„Das ist organisiertes Verbrechen“

■ Polizei-Hauptkommissar Wilfried Wurm versuchte bis 1987 als Leiter der „Sonder- Kommission Sau“ in Niedersachsen den Tierarzneimittelmarkt zu durchleuchten

I N T E R V I E W

taz: Herr Wurm, Nordrhein-Westfalens Umweltminister Matthiesen will auch nach dem neuen Hormonskandal weiter Kalbfleisch essen...

Wilfried Wurm: Ich tue das seit 1983 mit Sicherheit nicht mehr, und mit mir die meisten meiner Kollegen in der Sonderkommission.

Der graue Tierarzneimittelmarkt ist in der Vergangenheit mit dem internationalen Rauschgifthandel verglichen worden.

Der Vergleich ist durchaus berechtigt. Ein Unterschied besteht darin, daß derjenige, der Drogen nimmt, davon weiß. Bei den Tierarzneimitteln dagegen wissen Sie in der Regel nicht, auf welchem Weg Ihr Stück Fleisch in den Supermarkt gelangt, und was da drin ist. Heute erreicht praktisch kein Schwein und kein Kalb den Schlachthof, das nicht mit Arzneimitteln vollgepumpt ist.

Ist das, was abläuft, organisiertes Verbrechen?

Richtig. Wir haben schon 1983/84 einen sehr großen Verteilerring dingfest gemacht, der illegal mit Tierarzneimitteln handelte. Das lief unter dem Oberbegriff „organisierte Kriminalität“.

Sind Sie an die Hintermänner herangekommen?

Der Hauptlieferant war ein niederländischer Pharmagroßhändler. Er wurde in Zusammenarbeit mit den niederländischen Behörden dingfest gemacht. Der Großhändler konnte aufgrund der Bestimmungen des Tierarzneimittelgesetzes in der Bundesrepublik Arzneimittel in großem Umfang und preisgünstig einkaufen und ganz legal in die Niederlande exportieren.
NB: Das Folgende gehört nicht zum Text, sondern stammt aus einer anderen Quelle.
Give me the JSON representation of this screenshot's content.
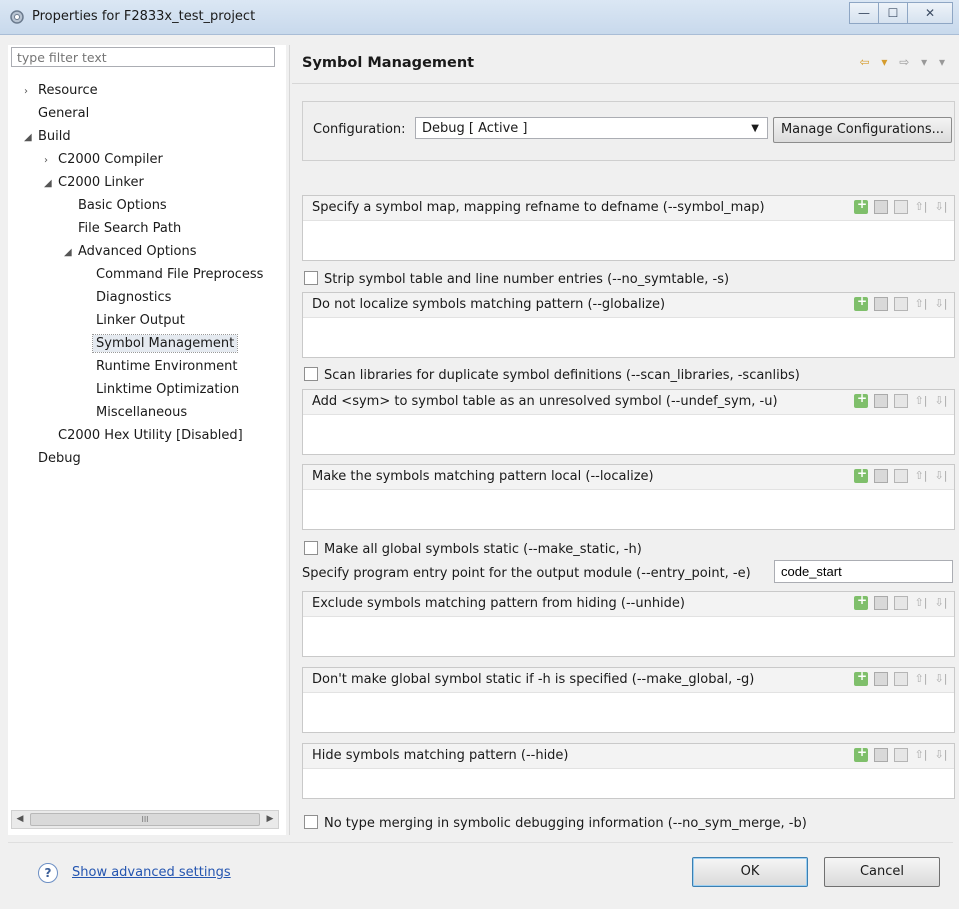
{
  "window": {
    "title": "Properties for F2833x_test_project",
    "minimize": "—",
    "maximize": "☐",
    "close": "✕"
  },
  "sidebar": {
    "filter_placeholder": "type filter text",
    "items": [
      {
        "label": "Resource",
        "arrow": "›"
      },
      {
        "label": "General",
        "arrow": ""
      },
      {
        "label": "Build",
        "arrow": "◢"
      },
      {
        "label": "C2000 Compiler",
        "arrow": "›"
      },
      {
        "label": "C2000 Linker",
        "arrow": "◢"
      },
      {
        "label": "Basic Options",
        "arrow": ""
      },
      {
        "label": "File Search Path",
        "arrow": ""
      },
      {
        "label": "Advanced Options",
        "arrow": "◢"
      },
      {
        "label": "Command File Preprocess",
        "arrow": ""
      },
      {
        "label": "Diagnostics",
        "arrow": ""
      },
      {
        "label": "Linker Output",
        "arrow": ""
      },
      {
        "label": "Symbol Management",
        "arrow": ""
      },
      {
        "label": "Runtime Environment",
        "arrow": ""
      },
      {
        "label": "Linktime Optimization",
        "arrow": ""
      },
      {
        "label": "Miscellaneous",
        "arrow": ""
      },
      {
        "label": "C2000 Hex Utility  [Disabled]",
        "arrow": ""
      },
      {
        "label": "Debug",
        "arrow": ""
      }
    ],
    "scroll_left": "◀",
    "scroll_right": "▶",
    "scroll_thumb": "III"
  },
  "main": {
    "page_title": "Symbol Management",
    "nav_back": "⇦ ▾",
    "nav_fwd": "⇨ ▾ ▾",
    "configuration_label": "Configuration:",
    "configuration_value": "Debug  [ Active ]",
    "dropdown_arrow": "▼",
    "manage_button": "Manage Configurations...",
    "lists": {
      "symbol_map": "Specify a symbol map, mapping refname to defname (--symbol_map)",
      "globalize": "Do not localize symbols matching pattern (--globalize)",
      "undef_sym": "Add <sym> to symbol table as an unresolved symbol (--undef_sym, -u)",
      "localize": "Make the symbols matching pattern local (--localize)",
      "unhide": "Exclude symbols matching pattern from hiding (--unhide)",
      "make_global": "Don't make global symbol static if -h is specified (--make_global, -g)",
      "hide": "Hide symbols matching pattern (--hide)"
    },
    "checks": {
      "no_symtable": "Strip symbol table and line number entries (--no_symtable, -s)",
      "scan_libraries": "Scan libraries for duplicate symbol definitions (--scan_libraries, -scanlibs)",
      "make_static": "Make all global symbols static (--make_static, -h)",
      "no_sym_merge": "No type merging in symbolic debugging information (--no_sym_merge, -b)"
    },
    "entry_point_label": "Specify program entry point for the output module (--entry_point, -e)",
    "entry_point_value": "code_start",
    "tool_up": "⇧|",
    "tool_down": "⇩|"
  },
  "footer": {
    "help": "?",
    "advanced_link": "Show advanced settings",
    "ok": "OK",
    "cancel": "Cancel"
  }
}
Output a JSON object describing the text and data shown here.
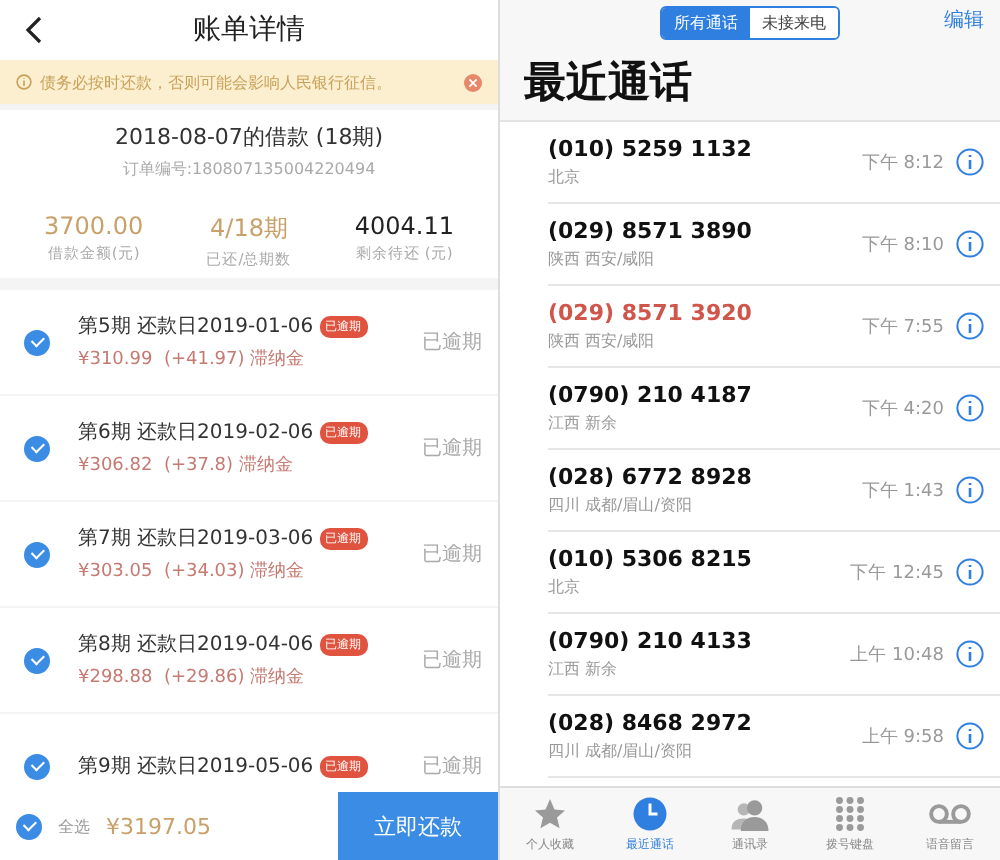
{
  "bill": {
    "title": "账单详情",
    "notice": "债务必按时还款，否则可能会影响人民银行征信。",
    "loan_title": "2018-08-07的借款 (18期)",
    "order_no": "订单编号:180807135004220494",
    "stats": [
      {
        "value": "3700.00",
        "label": "借款金额(元)",
        "kind": "accent"
      },
      {
        "value": "4/18期",
        "label": "已还/总期数",
        "kind": "accent"
      },
      {
        "value": "4004.11",
        "label": "剩余待还 (元)",
        "kind": "plain"
      }
    ],
    "installments": [
      {
        "title": "第5期 还款日2019-01-06",
        "badge": "已逾期",
        "amount": "¥310.99  (+41.97) 滞纳金",
        "status": "已逾期",
        "checked": true
      },
      {
        "title": "第6期 还款日2019-02-06",
        "badge": "已逾期",
        "amount": "¥306.82  (+37.8) 滞纳金",
        "status": "已逾期",
        "checked": true
      },
      {
        "title": "第7期 还款日2019-03-06",
        "badge": "已逾期",
        "amount": "¥303.05  (+34.03) 滞纳金",
        "status": "已逾期",
        "checked": true
      },
      {
        "title": "第8期 还款日2019-04-06",
        "badge": "已逾期",
        "amount": "¥298.88  (+29.86) 滞纳金",
        "status": "已逾期",
        "checked": true
      },
      {
        "title": "第9期 还款日2019-05-06",
        "badge": "已逾期",
        "status": "已逾期",
        "checked": true
      }
    ],
    "footer": {
      "select_all": "全选",
      "select_all_checked": true,
      "total": "¥3197.05",
      "pay_button": "立即还款"
    }
  },
  "recents": {
    "segments": [
      {
        "label": "所有通话",
        "selected": true
      },
      {
        "label": "未接来电",
        "selected": false
      }
    ],
    "edit": "编辑",
    "title": "最近通话",
    "calls": [
      {
        "number": "(010) 5259 1132",
        "location": "北京",
        "time": "下午 8:12",
        "missed": false
      },
      {
        "number": "(029) 8571 3890",
        "location": "陕西 西安/咸阳",
        "time": "下午 8:10",
        "missed": false
      },
      {
        "number": "(029) 8571 3920",
        "location": "陕西 西安/咸阳",
        "time": "下午 7:55",
        "missed": true
      },
      {
        "number": "(0790) 210 4187",
        "location": "江西 新余",
        "time": "下午 4:20",
        "missed": false
      },
      {
        "number": "(028) 6772 8928",
        "location": "四川 成都/眉山/资阳",
        "time": "下午 1:43",
        "missed": false
      },
      {
        "number": "(010) 5306 8215",
        "location": "北京",
        "time": "下午 12:45",
        "missed": false
      },
      {
        "number": "(0790) 210 4133",
        "location": "江西 新余",
        "time": "上午 10:48",
        "missed": false
      },
      {
        "number": "(028) 8468 2972",
        "location": "四川 成都/眉山/资阳",
        "time": "上午 9:58",
        "missed": false
      }
    ],
    "tabs": [
      {
        "label": "个人收藏",
        "kind": "star",
        "selected": false
      },
      {
        "label": "最近通话",
        "kind": "clock",
        "selected": true
      },
      {
        "label": "通讯录",
        "kind": "contacts",
        "selected": false
      },
      {
        "label": "拨号键盘",
        "kind": "keypad",
        "selected": false
      },
      {
        "label": "语音留言",
        "kind": "voicemail",
        "selected": false
      }
    ]
  }
}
Nachts wurden sie dann über die grüne Grenze auf Schubkarren wieder eingeführt.

Gab es aufgrund dieses Falles Konsequenzen im Tierarzneimittelrecht?

Hinsichtlich des Arzneimittelexportes bis jetzt noch nicht. Das Arzneimittelgesetz wurde allerdings verschärft, so daß jetzt in schweren Fällen bis zu zehn Jahren Freiheitsstrafe vorgesehen sind.

Sind die verwendeten Präparate zugelassen?

Ja. Es handelt sich aber überwiegend um Präparate, die nur nach Verschreibung durch einen Tierarzt verabreicht werden dürfen. Auch weil Tierärzte teuer sind, besorgen sich Landwirte Medikamente auf dem schwarzen Arzneimittelmarkt.

Wer produziert eigentlich die Präparate?

Die ganze Palette der Pharmaindustrie von Bela-Pharm in Vechta über Bayer bis Hoechst.

Können die Produzenten wissen, was mit ihren Mitteln passiert?

Sie wissen, daß die Mittel exportiert werden. Ob sie auch im einzelnen informiert sind, daß sie wieder reimportiert werden, können wir nicht sagen.

Sind Sie überrascht über den Skandal in NRW?

Überrascht hat es mich nicht bei dem hohen Profit, den die Kälbermäster oder die Eigentümer durch die Hormone in der Kälbermast machen können. Wenn ich mich richtig erinnere, kann der Kälbermäster bei Verwendung von Hormonen durchschnittlich einen Mastdurchgang jährlich mehr produzieren.Bei nur 100 Kälbern sind das 100.000 Mark mehr im Jahr. Die großen Mäster haben tausend Kälber und noch mehr.